One of the great sources of chizuk (strength) I have found in my life as a converted Orthodox Jew has been meeting other families where one or both partners are converts to Judaism. Sometimes they have a Jewish father, like I have, and sometimes they traveled the long and winding road to Judaism without the beacon of their own heritage to guide them.
A friend of ours recently wrote a piece for The Jewish Week entitled “Beyond Conversion: Becoming a Jewish Family,” addressing interfaith marriage from the vantage point of someone who, with his non-Jewish wife, made the journey from an interfaith marriage to a marriage in which both partners are now Jewish, living traditional Jewish lives (in Israel) and rearing their children as fully identified Jews. The jumping-off point of the article is the new interfaith haggaddah being promoted by high-profile intermarried couple John and Cokie Roberts (Cokie of National Public Radio fame), and their promotion of intermarriage as “the new normal.” Our friend Harold Berman’s piece, which makes important points about what kind of Judaism is being offered to interfaith couples and the fact that interfaith marriages don’t always end up where they begin, especially when children come along, takes issue with the Roberts’ version of Judaism as a way of life that coexists naturally alongside other faiths in the same household.
When the piece was published, Harold contacted me and provided the link to the Jewish Week‘s page posting his article, but also gave me the “uncut” version, which contained a few points he’d wanted to make but which didn’t make the final edit for publication. Here was a deleted portion that I found particularly meaningful:
Several years ago, before my wife became Jewish, she taught music to a Harvard undergraduate who had grown up in an interfaith family. One day, as they were talking about her background, the student said wistfully, “It would just be nice to know who I am, to have a clear religious identity.” Not every interfaith child feels this way. But as a community, we should have the confidence that if they immerse in Judaism, their lives will be better.
The times are changing, but not in the way many people think. Orthodox synagogues are burgeoning. Thousands upon thousands of Jews who grew up with little Jewish background have transformed themselves into observant Jews, as have increasing numbers of non-Jews. Intermarried-to-Orthodox families like mine are becoming more and more common, and can be found in virtually any Orthodox synagogue, and among our neighbors in Israel where we live.
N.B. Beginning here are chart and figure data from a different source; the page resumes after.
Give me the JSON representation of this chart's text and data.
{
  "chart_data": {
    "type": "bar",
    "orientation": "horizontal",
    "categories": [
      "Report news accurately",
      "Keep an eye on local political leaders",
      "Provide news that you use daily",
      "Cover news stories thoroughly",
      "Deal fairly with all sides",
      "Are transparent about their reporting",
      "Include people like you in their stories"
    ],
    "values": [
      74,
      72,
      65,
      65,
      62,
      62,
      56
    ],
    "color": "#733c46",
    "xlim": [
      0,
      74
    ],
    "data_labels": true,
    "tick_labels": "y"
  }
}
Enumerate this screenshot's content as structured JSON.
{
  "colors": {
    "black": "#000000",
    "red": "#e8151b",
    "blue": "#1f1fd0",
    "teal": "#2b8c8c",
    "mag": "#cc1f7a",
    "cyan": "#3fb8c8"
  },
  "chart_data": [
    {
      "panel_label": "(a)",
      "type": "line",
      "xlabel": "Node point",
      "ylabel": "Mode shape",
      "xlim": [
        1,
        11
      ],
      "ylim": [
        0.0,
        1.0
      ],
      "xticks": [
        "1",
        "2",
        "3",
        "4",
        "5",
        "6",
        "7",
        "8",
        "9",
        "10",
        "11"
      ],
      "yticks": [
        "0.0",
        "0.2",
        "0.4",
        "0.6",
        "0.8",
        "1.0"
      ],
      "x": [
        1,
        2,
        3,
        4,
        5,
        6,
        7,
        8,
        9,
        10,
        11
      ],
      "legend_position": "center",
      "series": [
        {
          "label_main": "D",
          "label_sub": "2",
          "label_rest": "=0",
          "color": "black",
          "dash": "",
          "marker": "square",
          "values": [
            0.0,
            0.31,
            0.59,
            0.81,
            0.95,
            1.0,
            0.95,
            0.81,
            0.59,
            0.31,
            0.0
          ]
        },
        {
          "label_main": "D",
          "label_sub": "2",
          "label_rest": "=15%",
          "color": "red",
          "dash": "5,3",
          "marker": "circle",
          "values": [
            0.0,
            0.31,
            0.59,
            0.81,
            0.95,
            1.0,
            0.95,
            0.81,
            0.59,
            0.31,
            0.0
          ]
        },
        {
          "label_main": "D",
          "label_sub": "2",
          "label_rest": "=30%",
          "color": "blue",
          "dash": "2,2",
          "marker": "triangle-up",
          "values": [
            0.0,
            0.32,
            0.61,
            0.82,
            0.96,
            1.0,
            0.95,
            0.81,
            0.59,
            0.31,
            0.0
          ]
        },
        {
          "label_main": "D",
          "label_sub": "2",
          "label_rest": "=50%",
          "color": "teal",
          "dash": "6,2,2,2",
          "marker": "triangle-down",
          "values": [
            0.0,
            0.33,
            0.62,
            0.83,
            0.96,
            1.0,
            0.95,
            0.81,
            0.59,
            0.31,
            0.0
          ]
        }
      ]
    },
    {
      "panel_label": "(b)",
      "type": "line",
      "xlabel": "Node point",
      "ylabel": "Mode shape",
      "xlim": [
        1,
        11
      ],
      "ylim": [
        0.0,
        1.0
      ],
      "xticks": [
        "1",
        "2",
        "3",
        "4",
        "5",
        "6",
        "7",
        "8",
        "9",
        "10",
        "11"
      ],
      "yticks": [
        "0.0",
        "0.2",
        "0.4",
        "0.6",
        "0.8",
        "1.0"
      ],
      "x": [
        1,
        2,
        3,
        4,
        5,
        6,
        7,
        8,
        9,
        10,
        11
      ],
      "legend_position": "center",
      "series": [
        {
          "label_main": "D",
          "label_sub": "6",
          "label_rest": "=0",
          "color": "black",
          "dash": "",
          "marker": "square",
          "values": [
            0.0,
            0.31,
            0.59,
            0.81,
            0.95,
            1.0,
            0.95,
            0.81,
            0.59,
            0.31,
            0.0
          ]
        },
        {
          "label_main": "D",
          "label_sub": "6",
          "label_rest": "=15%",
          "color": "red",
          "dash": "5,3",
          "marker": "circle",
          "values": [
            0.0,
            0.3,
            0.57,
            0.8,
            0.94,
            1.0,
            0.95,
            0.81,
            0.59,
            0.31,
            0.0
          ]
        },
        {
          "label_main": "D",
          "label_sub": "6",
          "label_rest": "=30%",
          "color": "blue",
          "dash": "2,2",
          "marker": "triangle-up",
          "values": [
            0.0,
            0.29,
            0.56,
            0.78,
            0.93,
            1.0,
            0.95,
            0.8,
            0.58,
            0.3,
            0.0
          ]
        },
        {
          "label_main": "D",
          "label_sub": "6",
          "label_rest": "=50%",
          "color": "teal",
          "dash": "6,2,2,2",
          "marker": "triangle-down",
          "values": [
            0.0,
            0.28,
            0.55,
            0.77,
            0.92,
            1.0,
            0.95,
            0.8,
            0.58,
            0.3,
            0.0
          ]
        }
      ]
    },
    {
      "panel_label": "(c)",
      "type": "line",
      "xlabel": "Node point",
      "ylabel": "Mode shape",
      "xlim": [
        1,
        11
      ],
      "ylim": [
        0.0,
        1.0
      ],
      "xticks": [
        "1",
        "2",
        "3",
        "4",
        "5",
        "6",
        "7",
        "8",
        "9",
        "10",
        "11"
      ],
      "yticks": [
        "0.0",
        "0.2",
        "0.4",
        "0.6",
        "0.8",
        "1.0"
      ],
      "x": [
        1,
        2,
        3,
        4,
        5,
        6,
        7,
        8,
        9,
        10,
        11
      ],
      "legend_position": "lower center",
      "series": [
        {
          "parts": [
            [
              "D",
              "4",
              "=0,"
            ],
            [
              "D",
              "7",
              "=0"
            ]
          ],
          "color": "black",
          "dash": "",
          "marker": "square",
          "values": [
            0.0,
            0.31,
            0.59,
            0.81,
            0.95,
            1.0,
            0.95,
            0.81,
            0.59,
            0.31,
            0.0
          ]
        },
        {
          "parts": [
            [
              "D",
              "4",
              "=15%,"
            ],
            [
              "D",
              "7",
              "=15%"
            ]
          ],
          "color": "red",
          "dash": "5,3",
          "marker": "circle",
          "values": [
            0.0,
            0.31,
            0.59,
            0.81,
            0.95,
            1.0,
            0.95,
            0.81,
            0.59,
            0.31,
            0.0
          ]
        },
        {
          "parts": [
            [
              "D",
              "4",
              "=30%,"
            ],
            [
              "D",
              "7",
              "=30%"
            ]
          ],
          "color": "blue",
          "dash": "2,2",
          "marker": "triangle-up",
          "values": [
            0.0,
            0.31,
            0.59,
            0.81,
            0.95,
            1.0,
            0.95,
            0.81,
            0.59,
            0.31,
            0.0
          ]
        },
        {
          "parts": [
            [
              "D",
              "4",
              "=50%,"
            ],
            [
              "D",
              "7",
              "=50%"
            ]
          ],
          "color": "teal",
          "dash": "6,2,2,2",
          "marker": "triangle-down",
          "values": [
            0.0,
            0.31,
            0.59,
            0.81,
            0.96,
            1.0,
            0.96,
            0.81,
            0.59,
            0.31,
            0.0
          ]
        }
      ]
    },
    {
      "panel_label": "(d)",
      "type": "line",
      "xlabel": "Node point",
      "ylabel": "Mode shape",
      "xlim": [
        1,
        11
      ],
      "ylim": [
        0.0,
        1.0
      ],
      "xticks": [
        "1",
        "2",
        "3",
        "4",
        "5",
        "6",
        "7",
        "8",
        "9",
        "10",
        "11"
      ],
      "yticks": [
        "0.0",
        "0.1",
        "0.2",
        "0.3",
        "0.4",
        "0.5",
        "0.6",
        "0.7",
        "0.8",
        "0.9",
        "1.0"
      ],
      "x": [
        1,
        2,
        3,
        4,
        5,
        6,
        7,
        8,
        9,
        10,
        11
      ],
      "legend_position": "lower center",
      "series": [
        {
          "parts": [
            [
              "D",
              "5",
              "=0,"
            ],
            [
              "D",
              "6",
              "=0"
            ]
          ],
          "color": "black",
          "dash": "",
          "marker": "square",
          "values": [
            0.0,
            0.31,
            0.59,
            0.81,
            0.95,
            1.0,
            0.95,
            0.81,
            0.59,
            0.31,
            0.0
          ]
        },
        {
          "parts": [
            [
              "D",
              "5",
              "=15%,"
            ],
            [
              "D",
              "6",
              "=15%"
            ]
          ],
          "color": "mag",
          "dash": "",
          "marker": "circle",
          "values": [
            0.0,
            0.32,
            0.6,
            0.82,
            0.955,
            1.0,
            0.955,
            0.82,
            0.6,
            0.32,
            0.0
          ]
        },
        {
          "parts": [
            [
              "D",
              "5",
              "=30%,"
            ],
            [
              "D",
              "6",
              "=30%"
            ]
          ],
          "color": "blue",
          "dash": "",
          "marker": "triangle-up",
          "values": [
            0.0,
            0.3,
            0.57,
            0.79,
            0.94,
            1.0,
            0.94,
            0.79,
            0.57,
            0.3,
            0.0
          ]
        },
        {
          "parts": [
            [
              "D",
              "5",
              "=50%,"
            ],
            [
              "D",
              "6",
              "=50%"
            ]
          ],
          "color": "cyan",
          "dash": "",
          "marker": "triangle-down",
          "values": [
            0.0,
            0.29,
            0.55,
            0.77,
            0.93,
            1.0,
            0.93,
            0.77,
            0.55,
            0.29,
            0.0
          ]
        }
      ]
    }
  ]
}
And increasing numbers of intermarried families are searching for a substantive Judaism they don’t always find in their temples and JCCs. Just go into any Chabad and you will see them. It’s time for us, as a Jewish community, to expect more of ourselves. The way forward will not be found in a feel-good Judaism, but in a meaningful one.
I felt through much of my childhood and young adulthood the same way that Harvard undergraduate felt, uncertain of my religious identity. At the age of nine, when I told my parents I wanted to be an Orthodox Jew, they scoffed and said, “You’d hate it. They’re not allowed to do anything. You wouldn’t last a week.” I never spoke of it again, but I continued to think about it, and when I eventually decided to take the plunge and convert, my parents were surprised, but I wasn’t. It was what I’d always wanted to be. The interfaith household in which I grew up, which was never truly committed to either Judaism or Christianity, wasn’t enough for me. I needed more, went out, and found it.
Harold’s point that while there is a strong trend toward assimilation in America, there is also a movement of secular Jews and interfaith couples toward more traditional Jewish practice, is an important one. Brandeis sociologist Sylvia Barack Fishman has noted that in interfaith relationships, the Jewish partners (especially male partners) tend to downplay the importance of their Jewish faith for fear of offending or pressuring their non-Jewish partners, giving rise to a belief by the non-Jewish partner that Judaism is less important to their partner than their own religion is to them. By taking Judaism seriously, delving into its wisdom, practice, and ritual, families searching for meaning gain a greater appreciation of Judaism’s profound substance, rather than the notion among many non-religious Jews that since Judaism is part of the foundation on which democracy is based, it is nothing more than American liberalism.
I agree with Harold that it is essential that Jews of all stripes welcome interfaith couples into their midst. By showing interfaith couples that Jews are a people rather than a band of “a few good men,” traditional Jews have the opportunity to provide a window on how Judaism is lived day-to-day, and offers as much learning, meaning, history, community, and spiritual connection to the Divine as anyone could need. My acceptance by Reform Judaism allowed me to enter the Jewish world from non-halachic, secular Judaism, and the welcome I received by Orthodox Jews in Israel, and later in Newton, Massachusetts, was what allowed me to find my resting place at last. Not everyone will necessarily gravitate toward Modern Orthodoxy as I did, but knowing that the world of tradition is fulfilling, accessible and welcoming may help other families not content to negotiate their identities to find one they can all share.